Guten Tag !
So nach dieser Woche stehen wir kursmäßig wieder mal auf einem "All-time-low" - ähnlich wie nach dem "Bilanzdesaster" vor ein paar Wochen.
Vor der Ankündigung der Dividendenkürzung stand der Kurs noch bei zwischen 7,50 Euro und 8 Euro- seitdem ist der Kurs um ca. 1/3 zurückgekommen. Alleine in dieser Woche hat die Aktie um ca. 15% nachgegeben.
Passend dazu die Nachrichtenlage. Beginnend mit der Meldung, dass die Dividende gekürzt wird, dann die Meldung, dass der Gewinn deutlich rückläufig ist, die Tatsache, dass Blue Sky den vereinbarten Kaufpreis für die übernommenen Anteile an oolipo und Deadalic nicht bezahlt hat, die Tatsache, dass KPMG das Testat für die letzten beiden Bilanzen nachträglich zurückzieht, die Tatsache, dass man das Ziel, die Anteile an oolipo mehrheitlich an fremde Dritte zu veräußern bis heute nicht geschafft zu haben scheint, die Tatsache, dass der Marktgang von oolipo immer weiter verschoben werden muss (jetzt Ende 2016/Anfang 2017), die Tatsache, dass Daedalic ganz offenbar ein sehr schlechtes Jahr hat und von den im Konzernergebnis einkalkulierten deutlichen Steigerungen bei Umsatz und EBITDA offenbar weit entfernt ist und dann noch der etwas "mysteriöse Verkauf" der Anteile an RÄDER (warum, weshalb, wieso?)...
Alles das trägt ja auch nachvollziehbarerweise nicht wirklich zur guten Laune an der Börse bei.
Es gibt einfach sehr viele Fragezeichen derzeit. So weiß man vor allem bis heute leider nicht ansatzweise, ob Daedalic irgendwann einmal nennenswerte Beiträge zum Konzernergebnis beitragen wird oder ob oolipo irgendwie "erfolgreich" sein und wenigstens einen Teil des investierten Geldes wieder einspielen wird oder ob man es irgendwann schafft, Liquidität durch den schon sehr lange ins Auge gefassten Verkauf der oolipo-Anteile ins Unternehmen zu holen (Warum interessiert sich denn niemand für den Einstieg in die oolipo AG wenn das doch so ein vielversprechendes Konzept sein soll?).
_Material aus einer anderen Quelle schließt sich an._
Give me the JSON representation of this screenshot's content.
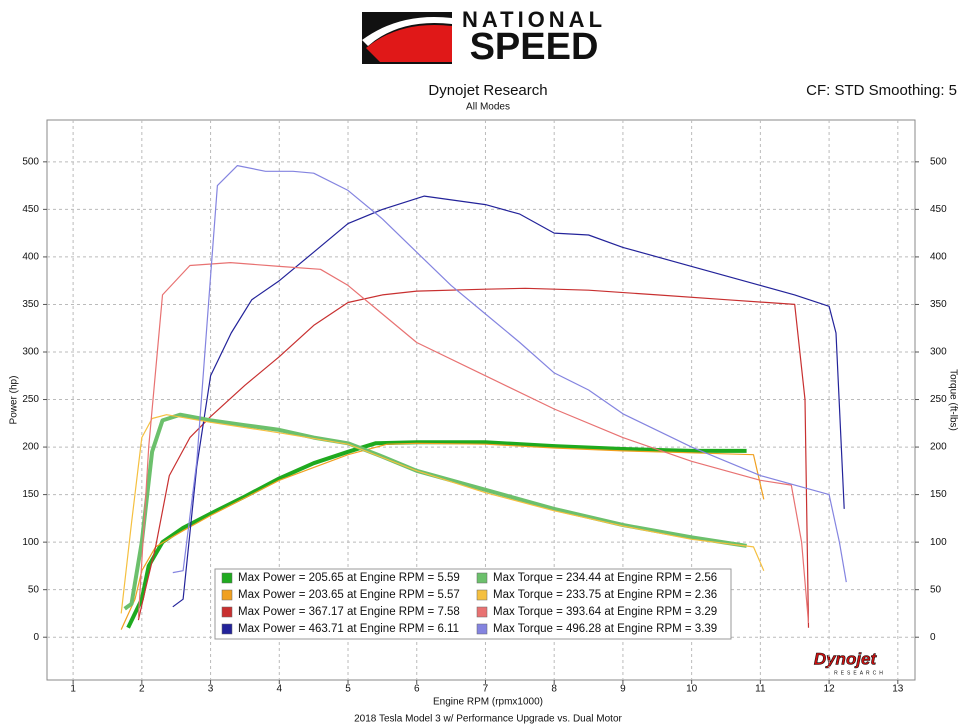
{
  "chart_data": {
    "type": "line",
    "logo_line1": "NATIONAL",
    "logo_line2": "SPEED",
    "title": "Dynojet Research",
    "subtitle": "All Modes",
    "settings_label": "CF: STD Smoothing: 5",
    "xlabel": "Engine RPM (rpmx1000)",
    "ylabel": "Power (hp)",
    "y2label": "Torque (ft-lbs)",
    "caption": "2018 Tesla Model 3 w/ Performance Upgrade vs. Dual Motor",
    "watermark": "Dynojet",
    "watermark_sub": "RESEARCH",
    "xlim": [
      0.62,
      13.25
    ],
    "xticks": [
      1,
      2,
      3,
      4,
      5,
      6,
      7,
      8,
      9,
      10,
      11,
      12,
      13
    ],
    "ylim": [
      -45,
      544
    ],
    "yticks": [
      0,
      50,
      100,
      150,
      200,
      250,
      300,
      350,
      400,
      450,
      500
    ],
    "y2lim": [
      -45,
      544
    ],
    "y2ticks": [
      0,
      50,
      100,
      150,
      200,
      250,
      300,
      350,
      400,
      450,
      500
    ],
    "grid": true,
    "series": [
      {
        "name": "Max Power = 205.65 at Engine RPM = 5.59",
        "color": "#1faa1f",
        "width": 4,
        "x": [
          1.8,
          2.0,
          2.1,
          2.3,
          2.6,
          3,
          3.5,
          4,
          4.5,
          5,
          5.4,
          6,
          7,
          8,
          9,
          10,
          10.8
        ],
        "values": [
          10,
          40,
          75,
          100,
          115,
          130,
          148,
          167,
          183,
          195,
          204,
          205,
          205,
          201,
          198,
          196,
          196
        ]
      },
      {
        "name": "Max Power = 203.65 at Engine RPM = 5.57",
        "color": "#f0a020",
        "width": 1.2,
        "x": [
          1.7,
          1.9,
          2.0,
          2.2,
          2.6,
          3,
          4,
          5,
          5.57,
          6,
          7,
          8,
          9,
          10,
          10.9,
          11.05
        ],
        "values": [
          8,
          40,
          70,
          95,
          112,
          128,
          165,
          192,
          203,
          204,
          203,
          199,
          196,
          194,
          192,
          145
        ]
      },
      {
        "name": "Max Power = 367.17 at Engine RPM = 7.58",
        "color": "#c83030",
        "width": 1.2,
        "x": [
          1.95,
          2.05,
          2.2,
          2.4,
          2.7,
          3.0,
          3.5,
          4,
          4.5,
          5,
          5.5,
          6,
          7,
          7.58,
          8.5,
          9.5,
          10.5,
          11.5,
          11.65,
          11.7
        ],
        "values": [
          18,
          50,
          95,
          170,
          210,
          232,
          265,
          295,
          328,
          352,
          360,
          364,
          366,
          367,
          365,
          360,
          355,
          350,
          250,
          10
        ]
      },
      {
        "name": "Max Power = 463.71 at Engine RPM = 6.11",
        "color": "#23239a",
        "width": 1.2,
        "x": [
          2.45,
          2.6,
          2.8,
          3.0,
          3.3,
          3.6,
          4,
          4.5,
          5,
          5.5,
          6.11,
          7,
          7.5,
          8,
          8.5,
          9,
          10,
          10.5,
          11,
          11.5,
          12,
          12.1,
          12.22
        ],
        "values": [
          32,
          40,
          180,
          275,
          320,
          355,
          375,
          405,
          435,
          450,
          464,
          455,
          445,
          425,
          423,
          410,
          390,
          380,
          370,
          360,
          348,
          320,
          135
        ]
      },
      {
        "name": "Max Torque = 234.44 at Engine RPM = 2.56",
        "color": "#6cc06c",
        "width": 4,
        "axis": "y2",
        "x": [
          1.75,
          1.85,
          2.0,
          2.15,
          2.3,
          2.56,
          3,
          3.5,
          4,
          4.5,
          5,
          5.5,
          6,
          7,
          8,
          9,
          10,
          10.8
        ],
        "values": [
          30,
          35,
          100,
          195,
          228,
          234,
          228,
          223,
          218,
          210,
          204,
          190,
          175,
          155,
          135,
          118,
          105,
          96
        ]
      },
      {
        "name": "Max Torque = 233.75 at Engine RPM = 2.36",
        "color": "#f5c040",
        "width": 1.2,
        "axis": "y2",
        "x": [
          1.7,
          1.85,
          2.0,
          2.15,
          2.36,
          3,
          4,
          5,
          6,
          7,
          8,
          9,
          10,
          10.9,
          11.05
        ],
        "values": [
          25,
          120,
          210,
          230,
          234,
          226,
          215,
          203,
          175,
          152,
          133,
          117,
          103,
          95,
          70
        ]
      },
      {
        "name": "Max Torque = 393.64 at Engine RPM = 3.29",
        "color": "#e87272",
        "width": 1.2,
        "axis": "y2",
        "x": [
          1.95,
          2.1,
          2.3,
          2.7,
          3.29,
          4,
          4.6,
          5,
          5.5,
          6,
          7,
          8,
          9,
          10,
          11,
          11.45,
          11.6,
          11.7
        ],
        "values": [
          20,
          200,
          360,
          391,
          394,
          390,
          387,
          370,
          340,
          310,
          275,
          240,
          210,
          185,
          165,
          160,
          100,
          15
        ]
      },
      {
        "name": "Max Torque = 496.28 at Engine RPM = 3.39",
        "color": "#8484e0",
        "width": 1.2,
        "axis": "y2",
        "x": [
          2.45,
          2.6,
          2.8,
          3.0,
          3.1,
          3.39,
          3.8,
          4.2,
          4.5,
          5,
          5.5,
          6,
          6.5,
          7,
          7.5,
          8,
          8.5,
          9,
          10,
          11,
          12,
          12.15,
          12.25
        ],
        "values": [
          68,
          70,
          185,
          380,
          475,
          496,
          490,
          490,
          488,
          470,
          440,
          405,
          370,
          340,
          310,
          278,
          260,
          235,
          200,
          170,
          150,
          100,
          58
        ]
      }
    ]
  }
}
Nix davon ist fix und es besteht durchaus die Gefahr, dass die mit viel Geld (aus dem Börsengang) angestrebte Digitalstrategie (@scooby78- auch mir fällt das Wort nicht leicht:-) mindestens in Teilen scheitert (womit dann das Geld, das man aus der Ausgabe der Aktien erzielt hat, weg wäre).
Ich vermute mal, dass auch diese vielen negativen Nachrichten, verbunden mit den ganzen Unsicherheiten und schlicht und ergreifend verfehlten Prognosen (da ist mir das Unternehmen eh viel zu optimistisch!) die DZ Bank dazu bewegt hat, die Aktie auf "Verkaufen" zu stellen und den fairen Wert bei 5,30 Euro zu sehen (insbesondere weil die DZ Bank mMn nicht ohne Grund vermutet, dass nun auch die Ergebnisprognose für das laufende Jahr kassiert werden muss, eben weil Daedalic bei weitem nicht so läuft wie erhofft- und weil niemand weiß, ob das nun bei Daedalic eine Delle oder vielleicht doch ein Grundsatzproblem ist).
Die Frage ist nun, ob der derzeitige Kurs tatsächlich fair ist oder ob er zu hoch oder zu niedrig ist- anders gefragt: Lohnt sich denn nun bei einem Kurs von 5,15 Euro ein Einstieg oder lohnt er sich immer noch nicht.
Viele hier haben die Frage ja schon negativ beantwortet. Ich habe bei Bekanntwerden der Tatsache, dass Daedalic schlecht läuft und dass die DZ die Aktie abstuft, einen nicht unwesentlichen Teil meiner Aktien der BL veräußert, vorgestern zu Preisen unter 5,20 Euro aber auch wieder zurückgekauft.
Auch ich sehe die vielen Fragezeichen- für mich ist das Risiko aber begrenzt.
Gehen wir mal davon aus, dass Daedalic und oolipo nicht funktionieren (das dürfte ja das worst-case-scenario für die allermeisten sein, für mich wäre das fast schon eine Erlösung;) ).
Dann würde BL letztendlich versuchen müssen, die Daedalicanteile zu veräußern (was sicher zu Verlusten führen würde) und oolipo einzustellen (was ebenfalls Verluste ergeben würde). Ich bin aber der Überzeugung, dass das Unternehmen diese Verluste überstehen würde, weil diese Verluste ja keine Auswirkung auf die vielleicht derzeit etwas angespannte Liquiditätslage hätte und weil das Unternehmen neben diesen beiden schwächelnden Bereichen ja auch noch durchaus gesunde Kernsegmente unterhält.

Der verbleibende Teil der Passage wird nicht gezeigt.